Vegetable growing with children

2 Apr

No matter what size garden you have, there is always some kind of space you can use to grow things in.   If you have no garden you can use a sunny windowsill, a window box or even a pot outside the door.  Children LOVE to see something grow which they have planted themselves.  It is a good project for teaching them how to look after something and if they forget to water it for a few days it has less scary consequences then forgetting to feed the pet rabbit!

This year we thought we would attempt growing some vegetables with the children.  We wanted them to be able to see the whole process through from sewing the seeds to picking the crops. In an attempt to keep it fairly easy for them and to keep everything in one place, we invested in a raised bed from our local garden centre. It is easy for them to access and just the right height.

Watering in our seeds!

We decided to grow a few easy crops to start off with. Carrots, Beetroot, Lettuce and Green Beans. They are all vegetables that they enjoy eating, and I’m hoping this will help to keep them interested. We’ve also got a couple of half barrels which we have planted up with potatoes.

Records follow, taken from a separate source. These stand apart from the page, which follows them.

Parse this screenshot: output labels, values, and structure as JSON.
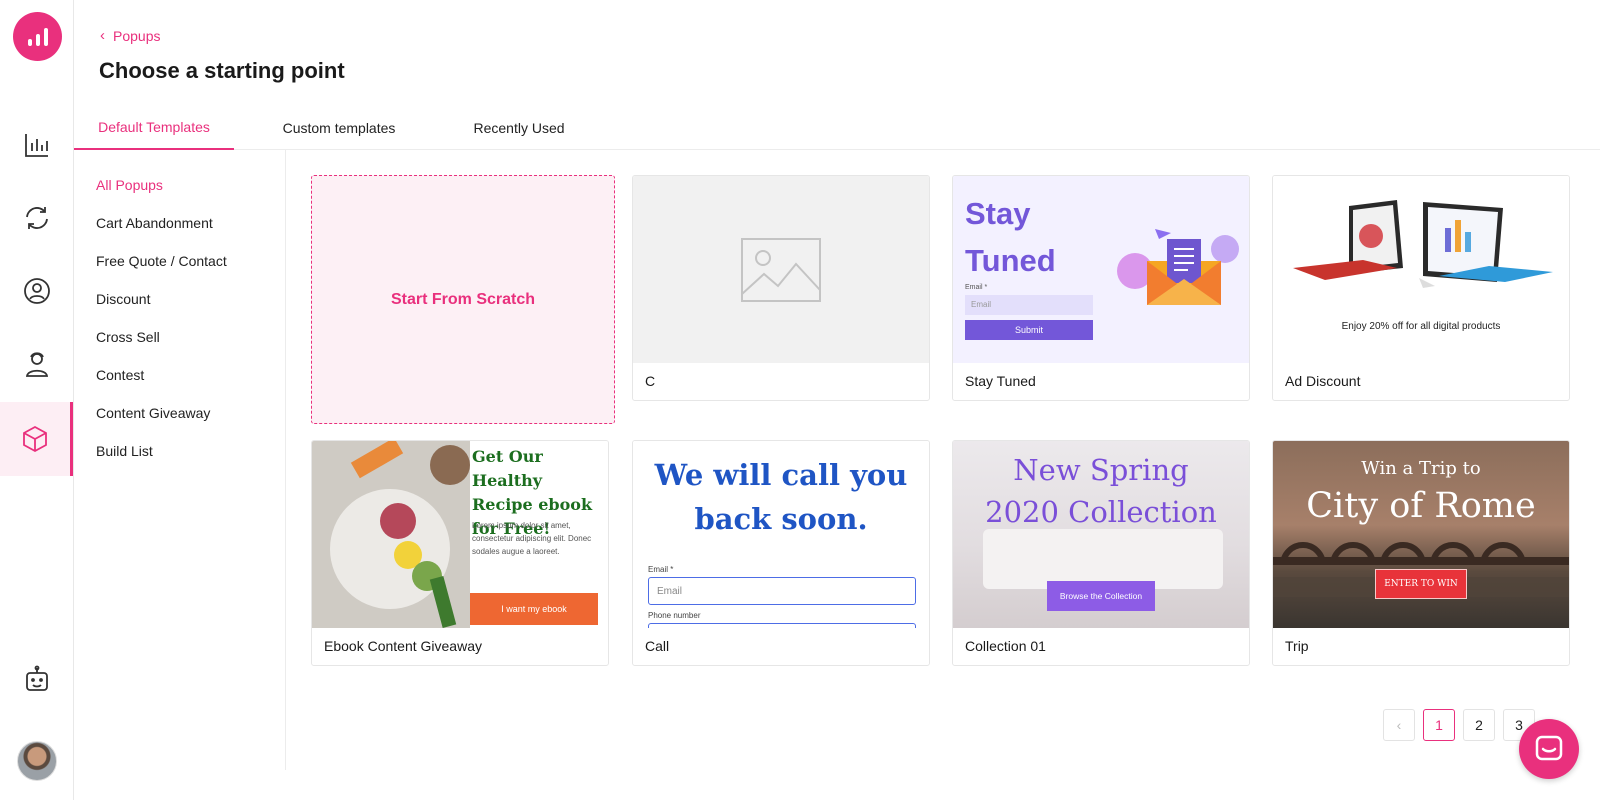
{
  "header": {
    "back_label": "Popups",
    "title": "Choose a starting point"
  },
  "tabs": [
    {
      "label": "Default Templates",
      "active": true
    },
    {
      "label": "Custom templates",
      "active": false
    },
    {
      "label": "Recently Used",
      "active": false
    }
  ],
  "categories": [
    {
      "label": "All Popups",
      "active": true
    },
    {
      "label": "Cart Abandonment"
    },
    {
      "label": "Free Quote / Contact"
    },
    {
      "label": "Discount"
    },
    {
      "label": "Cross Sell"
    },
    {
      "label": "Contest"
    },
    {
      "label": "Content Giveaway"
    },
    {
      "label": "Build List"
    }
  ],
  "scratch_label": "Start From Scratch",
  "templates": [
    {
      "name": "C"
    },
    {
      "name": "Stay Tuned",
      "preview": {
        "heading_1": "Stay",
        "heading_2": "Tuned",
        "email_label": "Email *",
        "email_placeholder": "Email",
        "button": "Submit"
      }
    },
    {
      "name": "Ad Discount",
      "preview": {
        "text": "Enjoy 20% off for all digital products"
      }
    },
    {
      "name": "Ebook Content Giveaway",
      "preview": {
        "heading": "Get Our Healthy Recipe ebook for Free!",
        "body": "Lorem ipsum dolor sit amet, consectetur adipiscing elit. Donec sodales augue a laoreet.",
        "button": "I want my ebook"
      }
    },
    {
      "name": "Call",
      "preview": {
        "heading": "We will call you back soon.",
        "email_label": "Email *",
        "email_placeholder": "Email",
        "phone_label": "Phone number"
      }
    },
    {
      "name": "Collection 01",
      "preview": {
        "heading_1": "New Spring",
        "heading_2": "2020 Collection",
        "button": "Browse the Collection"
      }
    },
    {
      "name": "Trip",
      "preview": {
        "heading_1": "Win a Trip to",
        "heading_2": "City of Rome",
        "button": "ENTER TO WIN"
      }
    }
  ],
  "pagination": {
    "prev": "‹",
    "pages": [
      "1",
      "2",
      "3"
    ],
    "current": "1"
  },
  "colors": {
    "accent": "#e9307d",
    "purple": "#7357d9",
    "blue": "#1f55c4",
    "orange": "#ee6732",
    "green": "#1c6e1f"
  },
  "icons": [
    "analytics-icon",
    "sync-icon",
    "audience-icon",
    "user-icon",
    "cube-icon",
    "bot-icon",
    "chat-icon",
    "image-placeholder-icon"
  ]
}
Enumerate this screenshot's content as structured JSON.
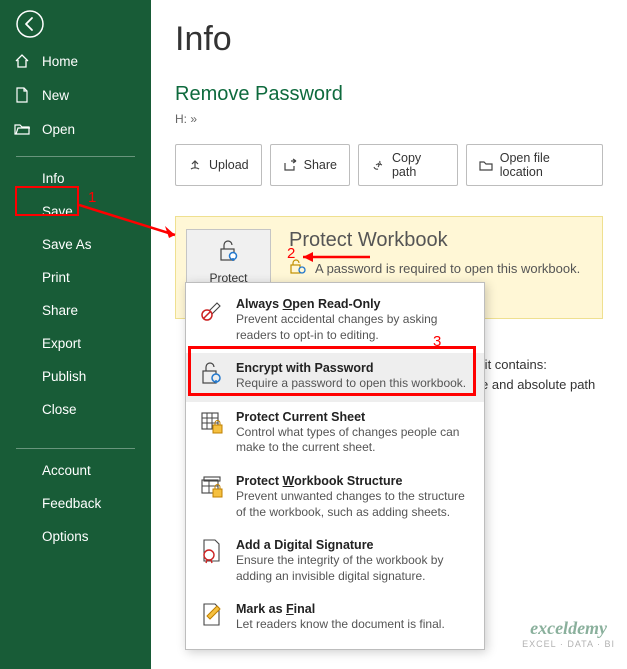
{
  "page": {
    "title": "Info",
    "doc_name": "Remove Password",
    "doc_path": "H: »"
  },
  "sidebar": {
    "home": "Home",
    "new": "New",
    "open": "Open",
    "info": "Info",
    "save": "Save",
    "save_as": "Save As",
    "print": "Print",
    "share": "Share",
    "export": "Export",
    "publish": "Publish",
    "close": "Close",
    "account": "Account",
    "feedback": "Feedback",
    "options": "Options"
  },
  "buttons": {
    "upload": "Upload",
    "share": "Share",
    "copy_path": "Copy path",
    "open_loc": "Open file location"
  },
  "protect": {
    "btn_label": "Protect Workbook",
    "dropdown_indicator": "⌄",
    "heading": "Protect Workbook",
    "msg": "A password is required to open this workbook."
  },
  "behind": {
    "l1": "hat it contains:",
    "l2": "ame and absolute path"
  },
  "dd": {
    "readonly_t": "Always Open Read-Only",
    "readonly_d": "Prevent accidental changes by asking readers to opt-in to editing.",
    "encrypt_t": "Encrypt with Password",
    "encrypt_d": "Require a password to open this workbook.",
    "sheet_t": "Protect Current Sheet",
    "sheet_d": "Control what types of changes people can make to the current sheet.",
    "struct_t": "Protect Workbook Structure",
    "struct_d": "Prevent unwanted changes to the structure of the workbook, such as adding sheets.",
    "sig_t": "Add a Digital Signature",
    "sig_d": "Ensure the integrity of the workbook by adding an invisible digital signature.",
    "final_t": "Mark as Final",
    "final_d": "Let readers know the document is final."
  },
  "ann": {
    "n1": "1",
    "n2": "2",
    "n3": "3"
  },
  "watermark": {
    "brand": "exceldemy",
    "tag": "EXCEL · DATA · BI"
  }
}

The following crops are all suitable for growing in pots or grow bags. If using pots then plastic is better than clay as they are less quick to dry out. Just make sure that your pot is deep enough to accommodate the roots and that the vegetables have enough room to grow.

  • Tomatoes
  • Beans
  • Lettuce
  • Radish
  • Herbs
  • Beetroot
  • Strawberries

If you have a greenhouse or a very sunny window sill, you could also try peppers or aubergine.

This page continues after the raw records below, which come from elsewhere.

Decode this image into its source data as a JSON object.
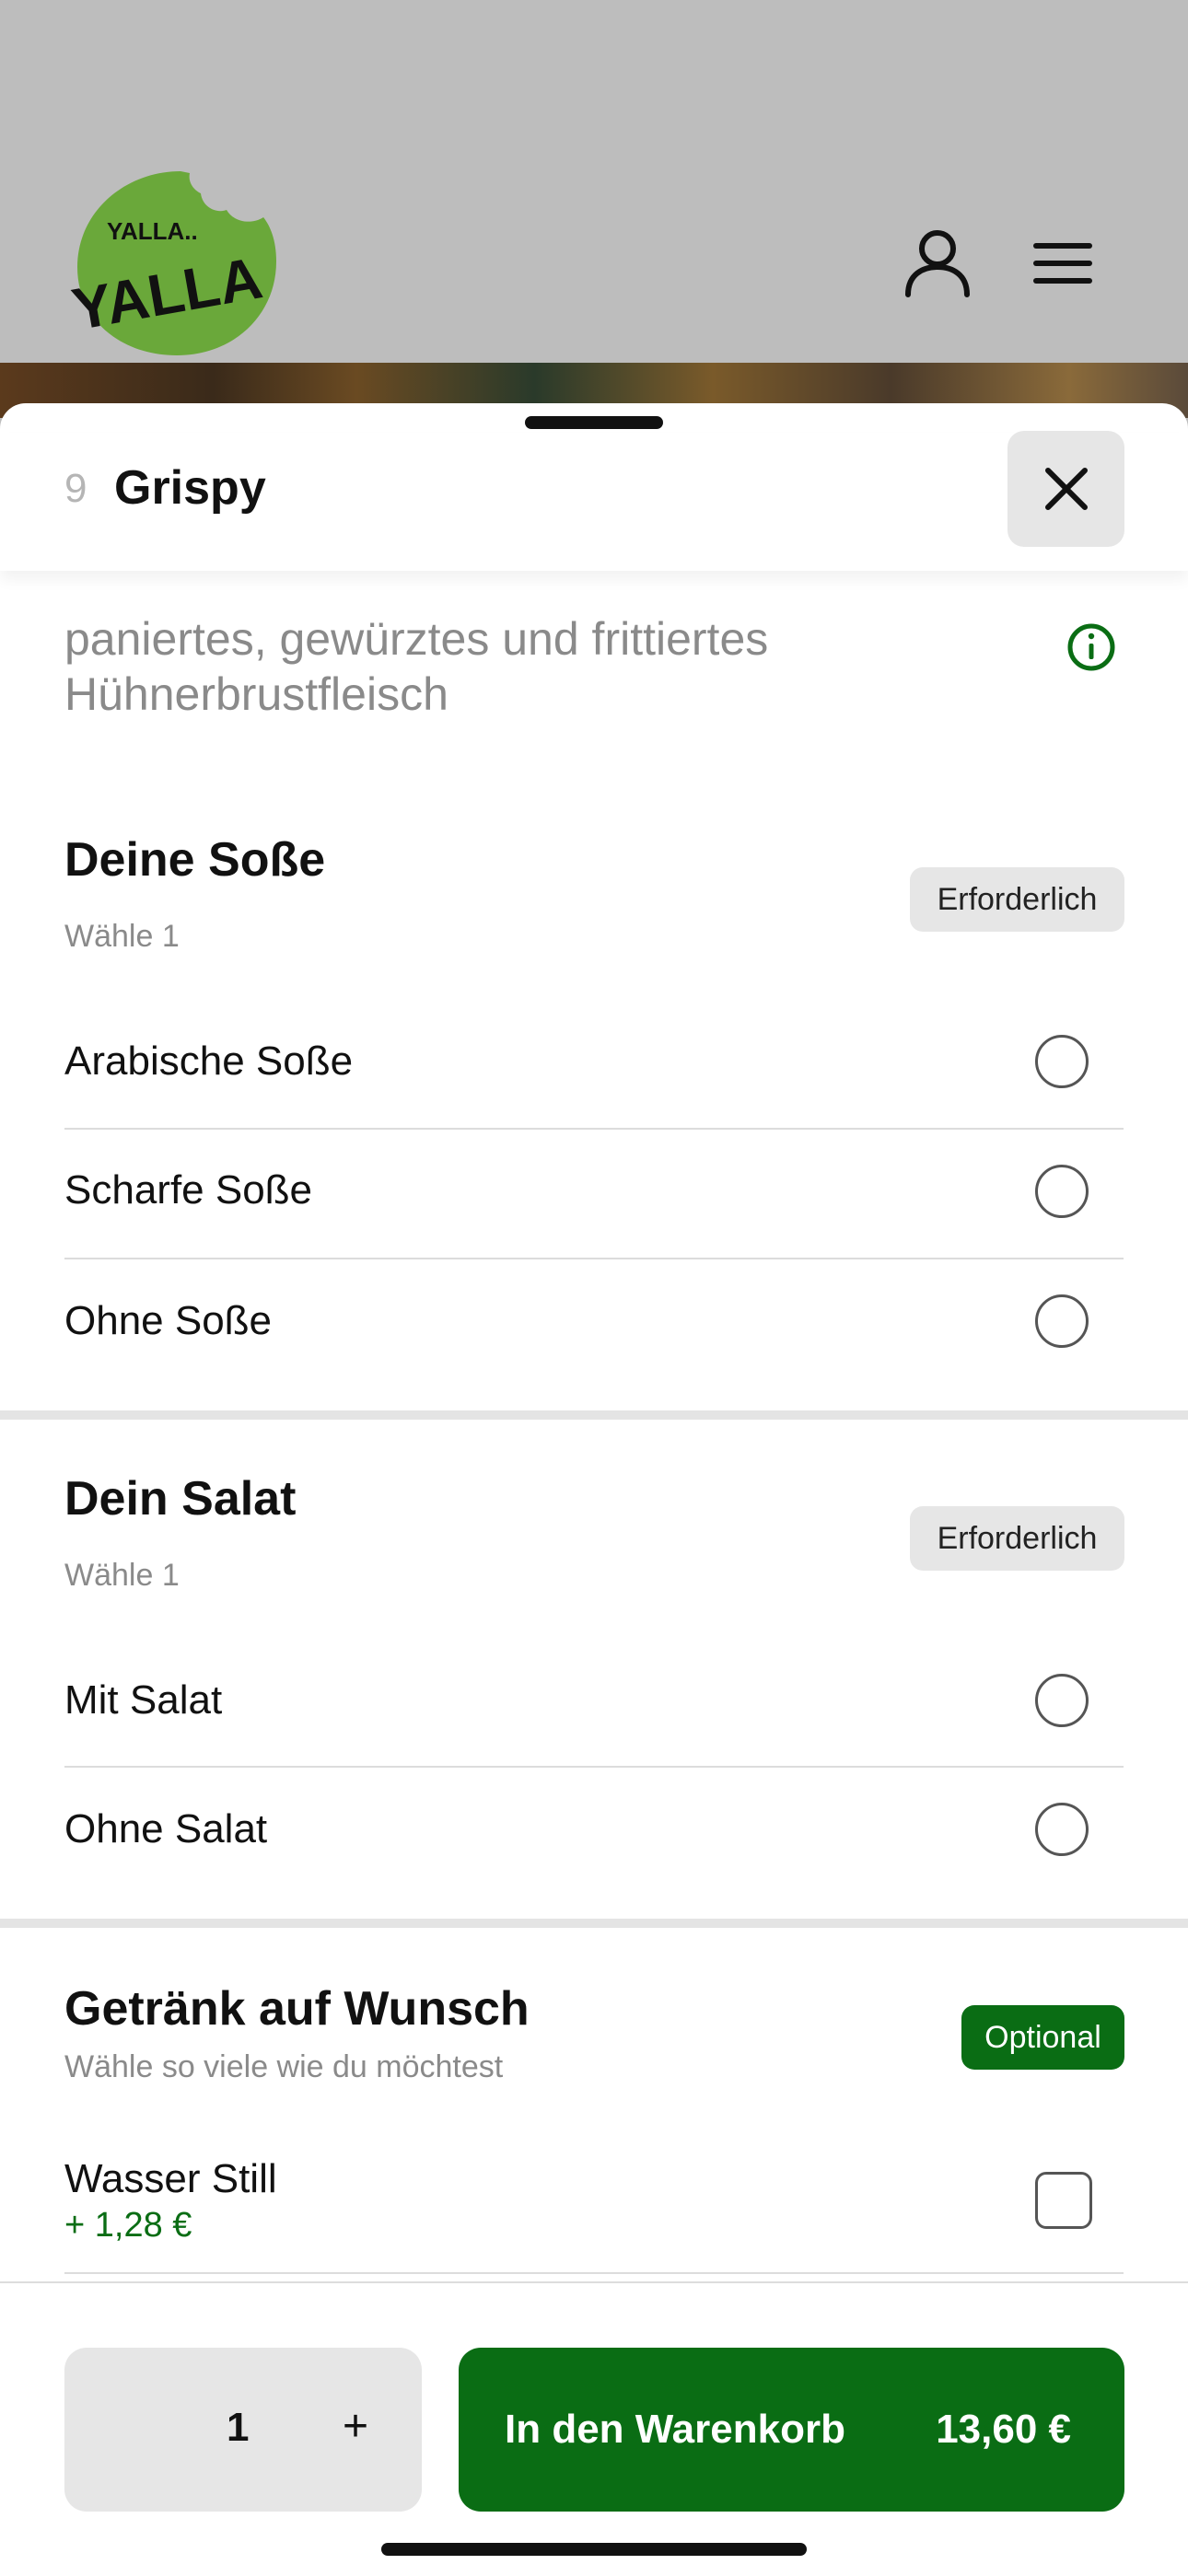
{
  "header": {
    "logo_text_top": "YALLA..",
    "logo_text_main": "YALLA",
    "account_icon": "person-icon",
    "menu_icon": "hamburger-menu-icon"
  },
  "item": {
    "number": "9",
    "name": "Grispy",
    "description": "paniertes, gewürztes und frittiertes Hühnerbrustfleisch",
    "close_icon": "close-icon",
    "info_icon": "info-icon"
  },
  "sections": [
    {
      "title": "Deine Soße",
      "subtitle": "Wähle 1",
      "badge": "Erforderlich",
      "options": [
        {
          "label": "Arabische Soße"
        },
        {
          "label": "Scharfe Soße"
        },
        {
          "label": "Ohne Soße"
        }
      ]
    },
    {
      "title": "Dein Salat",
      "subtitle": "Wähle 1",
      "badge": "Erforderlich",
      "options": [
        {
          "label": "Mit Salat"
        },
        {
          "label": "Ohne Salat"
        }
      ]
    },
    {
      "title": "Getränk auf Wunsch",
      "subtitle": "Wähle so viele wie du möchtest",
      "badge": "Optional",
      "options": [
        {
          "label": "Wasser Still",
          "price": "+ 1,28 €"
        }
      ]
    }
  ],
  "footer": {
    "quantity": "1",
    "plus_label": "+",
    "cart_label": "In den Warenkorb",
    "cart_price": "13,60 €"
  },
  "colors": {
    "brand_green": "#0a6d14",
    "logo_green": "#6aa83a",
    "header_bg": "#bdbdbd"
  }
}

Of course you don’t have to use conventional plant pots, why not reuse other containers. You can use old baskets lined with plastic, old buckets and boxes and hanging baskets. As long as there are suitable drainage holes in the bottom and it will not dry out too quickly, anything goes. I once saw a row of old wellies all planted up with salad leaves – I think we might give this a go too!

I will let you know how we get on later in the year.  Are you growing anything with your children this summer?